He didn't win hearts and minds in Vietnam, but Robert McNamara won a warm
if not forgiving welcome in another republic that once reviled him as a
war-mongering demon -- Berkeley.
The anti-war city is buzzing with talk about the 87-year-old former defense
secretary's sold-out appearance Wednesday night at Zellerbach Hall, where
he railed against nuclear arms and, for the first time, admitted to fellow
Americans what he has long refused to say -- that he condemns the Bush
policy in Iraq.
Although McNamara is a Cal grad, it was his first public appearance in
Berkeley, where bitter memories remain vivid of his waging the Vietnam
War in the Kennedy and Johnson administrations, a conflict that killed
more then 2 million Vietnamese and 58,000 Americans.
Among those applauding in the 2,089-seat hall was Daniel Ellsberg, the
defense department defector who blew the whistle on U.S. government deception
in Vietnam when he released the Pentagon Papers.
"I think I started some of the applause when he talked about nuclear
weapons," said Ellsberg, who lives in Berkeley. "He's one of
the very few establishment people who make that point."
McNamara, who spoke in forceful, self-assured tones often punctuated
by jabs with his pen in the air, urged broad public debate on nuclear
weapons policy and, to hearty applause, exhorted the crowd to not lose
hope on averting the horror of war: "Don't give up! You as individuals
can do something about it."
But Ellsberg strongly objected to McNamara's justification for not speaking
out against a war in progress. Although McNamara said the Vietnam War
was wrong 20 years after the fact in his 1995 book, "In Retrospect:
The Tragedy and Lessons of Vietnam," he says he refused to voice
his misgivings at the time for the same reason he doesn't want to speak
now about the Iraq invasion and occupation -- to avoid risking American
lives.
Ellsberg said McNamara's silence, as well as his own, from 1964 through
1967 "condemned tens of thousands of American soldiers to death and
more than a million Vietnamese."
McNamara said 173 reporters have asked him to comment on Bush's policy
in Iraq, and that he told them, "I think it's irresponsible for an
ex-secretary of defense to comment ... when hundreds of thousands of Americans
are at risk and when he's engaged in the most delicate negotiations with
the United Nations."
But moderator Mark Danner, a journalist who teaches at Cal, prodded McNamara
on a recent interview he gave the Toronto Globe and Mail in which he said
the United States is fighting a totally unnecessary war that has managed
to destroy important relationships with potential allies.
"It's morally wrong," McNamara said of U.S. policy in the Globe
and Mail, "it's politically wrong, it's economically wrong."
McNamara, who has denounced unilateralism as a general policy without
regard to Iraq, said he talked about Iraq to the Canadian reporter, thinking
it wouldn't be read in the United States. "What I said was true,"
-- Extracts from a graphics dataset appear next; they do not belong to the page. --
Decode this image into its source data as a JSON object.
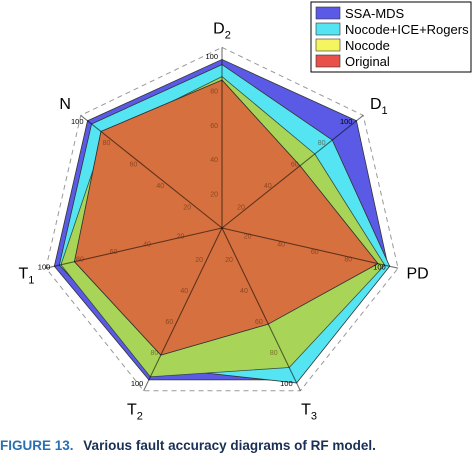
{
  "chart_data": {
    "type": "radar",
    "axes": [
      {
        "label": "D",
        "sub": "2"
      },
      {
        "label": "D",
        "sub": "1"
      },
      {
        "label": "PD",
        "sub": ""
      },
      {
        "label": "T",
        "sub": "3"
      },
      {
        "label": "T",
        "sub": "2"
      },
      {
        "label": "T",
        "sub": "1"
      },
      {
        "label": "N",
        "sub": ""
      }
    ],
    "rmax": 100,
    "tick_values": [
      20,
      40,
      60,
      80,
      100
    ],
    "tick_labels": [
      "20",
      "40",
      "60",
      "80",
      "100"
    ],
    "series": [
      {
        "name": "SSA-MDS",
        "color": "#5a5ae6",
        "values": [
          98,
          100,
          99,
          98,
          98,
          100,
          100
        ]
      },
      {
        "name": "Nocode+ICE+Rogers",
        "color": "#55e4f2",
        "values": [
          95,
          82,
          100,
          100,
          90,
          97,
          97
        ]
      },
      {
        "name": "Nocode",
        "color": "#f5f560",
        "values": [
          88,
          69,
          97,
          90,
          96,
          96,
          87
        ]
      },
      {
        "name": "Original",
        "color": "#e8504a",
        "values": [
          86,
          58,
          93,
          62,
          82,
          88,
          90
        ]
      }
    ],
    "green_overlay": {
      "color": "#4caf50",
      "opacity": 0.45
    },
    "grid": {
      "outer_polygon_dashed": true,
      "spokes": true
    },
    "legend_position": "top-right"
  },
  "caption": {
    "figure_number": "FIGURE 13.",
    "text": "Various fault accuracy diagrams of RF model."
  }
}
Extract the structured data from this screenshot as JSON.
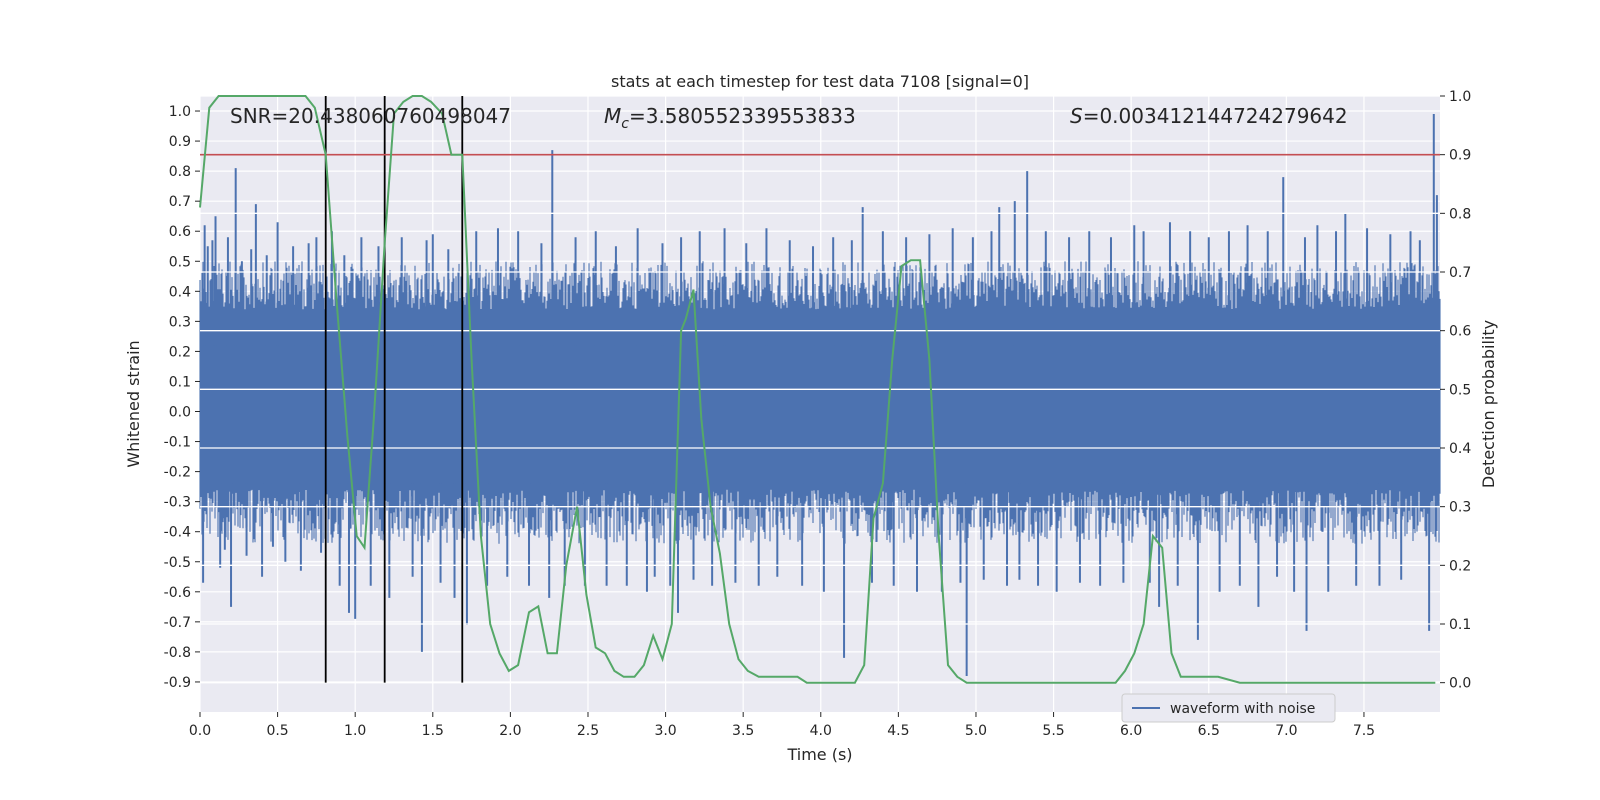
{
  "chart_data": {
    "type": "line",
    "title": "stats at each timestep for test data 7108 [signal=0]",
    "xlabel": "Time (s)",
    "ylabel_left": "Whitened strain",
    "ylabel_right": "Detection probability",
    "xlim": [
      0.0,
      7.99
    ],
    "ylim_left": [
      -1.0,
      1.05
    ],
    "ylim_right": [
      -0.05,
      1.0
    ],
    "x_ticks": [
      "0.0",
      "0.5",
      "1.0",
      "1.5",
      "2.0",
      "2.5",
      "3.0",
      "3.5",
      "4.0",
      "4.5",
      "5.0",
      "5.5",
      "6.0",
      "6.5",
      "7.0",
      "7.5"
    ],
    "x_tick_values": [
      0.0,
      0.5,
      1.0,
      1.5,
      2.0,
      2.5,
      3.0,
      3.5,
      4.0,
      4.5,
      5.0,
      5.5,
      6.0,
      6.5,
      7.0,
      7.5
    ],
    "y_ticks_left": [
      "1.0",
      "0.9",
      "0.8",
      "0.7",
      "0.6",
      "0.5",
      "0.4",
      "0.3",
      "0.2",
      "0.1",
      "0.0",
      "-0.1",
      "-0.2",
      "-0.3",
      "-0.4",
      "-0.5",
      "-0.6",
      "-0.7",
      "-0.8",
      "-0.9"
    ],
    "y_tick_values_left": [
      1.0,
      0.9,
      0.8,
      0.7,
      0.6,
      0.5,
      0.4,
      0.3,
      0.2,
      0.1,
      0.0,
      -0.1,
      -0.2,
      -0.3,
      -0.4,
      -0.5,
      -0.6,
      -0.7,
      -0.8,
      -0.9
    ],
    "y_ticks_right": [
      "1.0",
      "0.9",
      "0.8",
      "0.7",
      "0.6",
      "0.5",
      "0.4",
      "0.3",
      "0.2",
      "0.1",
      "0.0"
    ],
    "y_tick_values_right": [
      1.0,
      0.9,
      0.8,
      0.7,
      0.6,
      0.5,
      0.4,
      0.3,
      0.2,
      0.1,
      0.0
    ],
    "annotations": {
      "snr": "SNR=20.438060760498047",
      "mc_symbol": "M",
      "mc_sub": "c",
      "mc_value": "=3.580552339553833",
      "s_symbol": "S",
      "s_value": "=0.003412144724279642"
    },
    "legend": {
      "label": "waveform with noise",
      "position": "lower right"
    },
    "threshold": {
      "value_right": 0.9,
      "color": "#c44e52"
    },
    "vertical_markers": [
      0.81,
      1.19,
      1.69
    ],
    "strain": {
      "name": "waveform with noise",
      "color": "#4c72b0",
      "core_band": [
        -0.32,
        0.4
      ],
      "duration": 7.99,
      "spikes": [
        [
          0.02,
          -0.57
        ],
        [
          0.03,
          0.62
        ],
        [
          0.05,
          0.55
        ],
        [
          0.08,
          0.57
        ],
        [
          0.1,
          0.65
        ],
        [
          0.13,
          -0.52
        ],
        [
          0.16,
          -0.46
        ],
        [
          0.18,
          0.58
        ],
        [
          0.2,
          -0.65
        ],
        [
          0.23,
          0.81
        ],
        [
          0.27,
          0.5
        ],
        [
          0.3,
          -0.48
        ],
        [
          0.33,
          0.54
        ],
        [
          0.36,
          0.69
        ],
        [
          0.4,
          -0.55
        ],
        [
          0.43,
          0.52
        ],
        [
          0.47,
          -0.45
        ],
        [
          0.5,
          0.63
        ],
        [
          0.55,
          -0.5
        ],
        [
          0.6,
          0.55
        ],
        [
          0.65,
          -0.53
        ],
        [
          0.7,
          0.56
        ],
        [
          0.75,
          0.58
        ],
        [
          0.78,
          -0.47
        ],
        [
          0.85,
          0.6
        ],
        [
          0.9,
          -0.58
        ],
        [
          0.93,
          0.52
        ],
        [
          0.96,
          -0.67
        ],
        [
          1.0,
          -0.69
        ],
        [
          1.04,
          0.58
        ],
        [
          1.1,
          -0.58
        ],
        [
          1.15,
          0.55
        ],
        [
          1.22,
          -0.62
        ],
        [
          1.3,
          0.58
        ],
        [
          1.37,
          -0.55
        ],
        [
          1.43,
          -0.8
        ],
        [
          1.46,
          0.57
        ],
        [
          1.5,
          0.59
        ],
        [
          1.55,
          -0.57
        ],
        [
          1.6,
          0.54
        ],
        [
          1.64,
          -0.62
        ],
        [
          1.72,
          -0.71
        ],
        [
          1.78,
          0.6
        ],
        [
          1.85,
          -0.58
        ],
        [
          1.92,
          0.61
        ],
        [
          1.98,
          -0.55
        ],
        [
          2.05,
          0.6
        ],
        [
          2.12,
          -0.58
        ],
        [
          2.2,
          0.56
        ],
        [
          2.25,
          -0.62
        ],
        [
          2.27,
          0.87
        ],
        [
          2.35,
          -0.58
        ],
        [
          2.42,
          0.58
        ],
        [
          2.48,
          -0.58
        ],
        [
          2.55,
          0.6
        ],
        [
          2.62,
          -0.58
        ],
        [
          2.68,
          0.55
        ],
        [
          2.75,
          -0.58
        ],
        [
          2.82,
          0.61
        ],
        [
          2.88,
          -0.6
        ],
        [
          2.93,
          -0.55
        ],
        [
          2.98,
          0.56
        ],
        [
          3.03,
          -0.58
        ],
        [
          3.08,
          -0.67
        ],
        [
          3.1,
          0.58
        ],
        [
          3.18,
          -0.56
        ],
        [
          3.22,
          0.6
        ],
        [
          3.3,
          -0.58
        ],
        [
          3.38,
          0.61
        ],
        [
          3.45,
          -0.57
        ],
        [
          3.52,
          0.56
        ],
        [
          3.6,
          -0.58
        ],
        [
          3.65,
          0.61
        ],
        [
          3.72,
          -0.55
        ],
        [
          3.8,
          0.57
        ],
        [
          3.88,
          -0.58
        ],
        [
          3.95,
          0.55
        ],
        [
          4.02,
          -0.6
        ],
        [
          4.08,
          0.58
        ],
        [
          4.15,
          -0.82
        ],
        [
          4.2,
          0.57
        ],
        [
          4.27,
          0.68
        ],
        [
          4.33,
          -0.57
        ],
        [
          4.4,
          0.6
        ],
        [
          4.47,
          -0.58
        ],
        [
          4.55,
          0.58
        ],
        [
          4.62,
          -0.6
        ],
        [
          4.7,
          0.59
        ],
        [
          4.78,
          -0.6
        ],
        [
          4.85,
          0.61
        ],
        [
          4.9,
          -0.57
        ],
        [
          4.94,
          -0.88
        ],
        [
          4.98,
          0.58
        ],
        [
          5.05,
          -0.56
        ],
        [
          5.1,
          0.6
        ],
        [
          5.15,
          0.68
        ],
        [
          5.2,
          -0.58
        ],
        [
          5.25,
          0.7
        ],
        [
          5.28,
          -0.56
        ],
        [
          5.33,
          0.8
        ],
        [
          5.4,
          -0.58
        ],
        [
          5.45,
          0.6
        ],
        [
          5.52,
          -0.6
        ],
        [
          5.6,
          0.58
        ],
        [
          5.67,
          -0.57
        ],
        [
          5.73,
          0.6
        ],
        [
          5.8,
          -0.58
        ],
        [
          5.87,
          0.58
        ],
        [
          5.95,
          -0.57
        ],
        [
          6.02,
          0.62
        ],
        [
          6.08,
          0.6
        ],
        [
          6.12,
          -0.57
        ],
        [
          6.18,
          -0.65
        ],
        [
          6.25,
          0.63
        ],
        [
          6.3,
          -0.58
        ],
        [
          6.38,
          0.6
        ],
        [
          6.43,
          -0.76
        ],
        [
          6.5,
          0.58
        ],
        [
          6.57,
          -0.6
        ],
        [
          6.63,
          0.6
        ],
        [
          6.7,
          -0.58
        ],
        [
          6.75,
          0.62
        ],
        [
          6.82,
          -0.65
        ],
        [
          6.88,
          0.6
        ],
        [
          6.94,
          -0.55
        ],
        [
          6.98,
          0.78
        ],
        [
          7.05,
          -0.6
        ],
        [
          7.12,
          0.58
        ],
        [
          7.13,
          -0.73
        ],
        [
          7.2,
          0.62
        ],
        [
          7.27,
          -0.6
        ],
        [
          7.32,
          0.6
        ],
        [
          7.38,
          0.66
        ],
        [
          7.45,
          -0.58
        ],
        [
          7.52,
          0.61
        ],
        [
          7.6,
          -0.58
        ],
        [
          7.67,
          0.59
        ],
        [
          7.74,
          -0.56
        ],
        [
          7.8,
          0.6
        ],
        [
          7.86,
          0.57
        ],
        [
          7.92,
          -0.73
        ],
        [
          7.95,
          0.99
        ],
        [
          7.97,
          0.72
        ]
      ]
    },
    "probability": {
      "name": "detection probability",
      "color": "#55a868",
      "x": [
        0.0,
        0.06,
        0.12,
        0.2,
        0.3,
        0.4,
        0.5,
        0.6,
        0.68,
        0.74,
        0.81,
        0.88,
        0.95,
        1.01,
        1.06,
        1.12,
        1.19,
        1.25,
        1.31,
        1.37,
        1.43,
        1.49,
        1.56,
        1.62,
        1.69,
        1.75,
        1.81,
        1.87,
        1.93,
        1.99,
        2.05,
        2.12,
        2.18,
        2.24,
        2.3,
        2.36,
        2.43,
        2.49,
        2.55,
        2.61,
        2.67,
        2.73,
        2.8,
        2.86,
        2.92,
        2.98,
        3.04,
        3.1,
        3.13,
        3.18,
        3.23,
        3.29,
        3.35,
        3.41,
        3.47,
        3.53,
        3.6,
        3.66,
        3.72,
        3.78,
        3.85,
        3.91,
        3.97,
        4.03,
        4.09,
        4.16,
        4.22,
        4.28,
        4.34,
        4.4,
        4.46,
        4.52,
        4.58,
        4.64,
        4.7,
        4.76,
        4.82,
        4.88,
        4.94,
        5.0,
        5.1,
        5.3,
        5.5,
        5.7,
        5.9,
        5.96,
        6.02,
        6.08,
        6.14,
        6.2,
        6.26,
        6.32,
        6.38,
        6.44,
        6.5,
        6.56,
        6.7,
        6.9,
        7.1,
        7.3,
        7.5,
        7.7,
        7.9,
        7.96
      ],
      "y": [
        0.81,
        0.98,
        1.0,
        1.0,
        1.0,
        1.0,
        1.0,
        1.0,
        1.0,
        0.98,
        0.9,
        0.65,
        0.42,
        0.25,
        0.23,
        0.45,
        0.75,
        0.97,
        0.99,
        1.0,
        1.0,
        0.99,
        0.97,
        0.9,
        0.9,
        0.55,
        0.25,
        0.1,
        0.05,
        0.02,
        0.03,
        0.12,
        0.13,
        0.05,
        0.05,
        0.2,
        0.3,
        0.15,
        0.06,
        0.05,
        0.02,
        0.01,
        0.01,
        0.03,
        0.08,
        0.04,
        0.1,
        0.6,
        0.62,
        0.67,
        0.45,
        0.3,
        0.22,
        0.1,
        0.04,
        0.02,
        0.01,
        0.01,
        0.01,
        0.01,
        0.01,
        0.0,
        0.0,
        0.0,
        0.0,
        0.0,
        0.0,
        0.03,
        0.28,
        0.34,
        0.55,
        0.71,
        0.72,
        0.72,
        0.55,
        0.25,
        0.03,
        0.01,
        0.0,
        0.0,
        0.0,
        0.0,
        0.0,
        0.0,
        0.0,
        0.02,
        0.05,
        0.1,
        0.25,
        0.23,
        0.05,
        0.01,
        0.01,
        0.01,
        0.01,
        0.01,
        0.0,
        0.0,
        0.0,
        0.0,
        0.0,
        0.0,
        0.0,
        0.0
      ]
    }
  }
}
he said, "but I'm not sure I was right in saying it at the time."
Many people came to hear McNamara because he is the heart of an extraordinary
new documentary, "Fog of War," by Errol Morris, who also was
on stage for the unscripted discussion on Wednesday.
The film, an Academy Award nominee shown in part Wednesday night, is
an engrossing interview with McNamara, who has emerged as a latter-day
prophet of nuclear peril and a restless soul haunted by his moral responsibility
for the slaughters of Vietnam and World War II.
A member of the Air Force team under Gen. Curtis LeMay responsible for
the World War II fire-bombings of Tokyo and 66 other Japanese cities that
killed hundreds of thousands of civilians, McNamara says in the film that
he would have been tried as a war criminal if the U.S. had lost the war.
UC Berkeley history professor David Hollinger said he wasn't surprised
by the Berkeley reception of McNamara. He called the film "a fantastically
important American cultural document."
Audience reactions were far from unanimous.
"I will say as a Vietnamese that he is still a war criminal,"
said Tran Tuong Nhu of Berkeley, who opposed the war as a '60s Cal student.
Larry Bensky, political analyst for KPFA radio in Berkeley, saw McNamara
as both a "con man" who has not apologized for his deeds and
as a "classic liberal" caught in a political system that "doesn't
allow good-hearted idealistic people to be good-hearted idealistic people.
...When he gets into the world of real politic, he's basically a war criminal."
Berkeley mortgage broker David Kupler, a '60s war protester at Cal, said
his feelings changed after hearing McNamara.
"I was quite impressed with him," Kupler said. "There
was a kind of humility. Very few American political personalities admit
their mistakes like this. I think the audience appreciated that."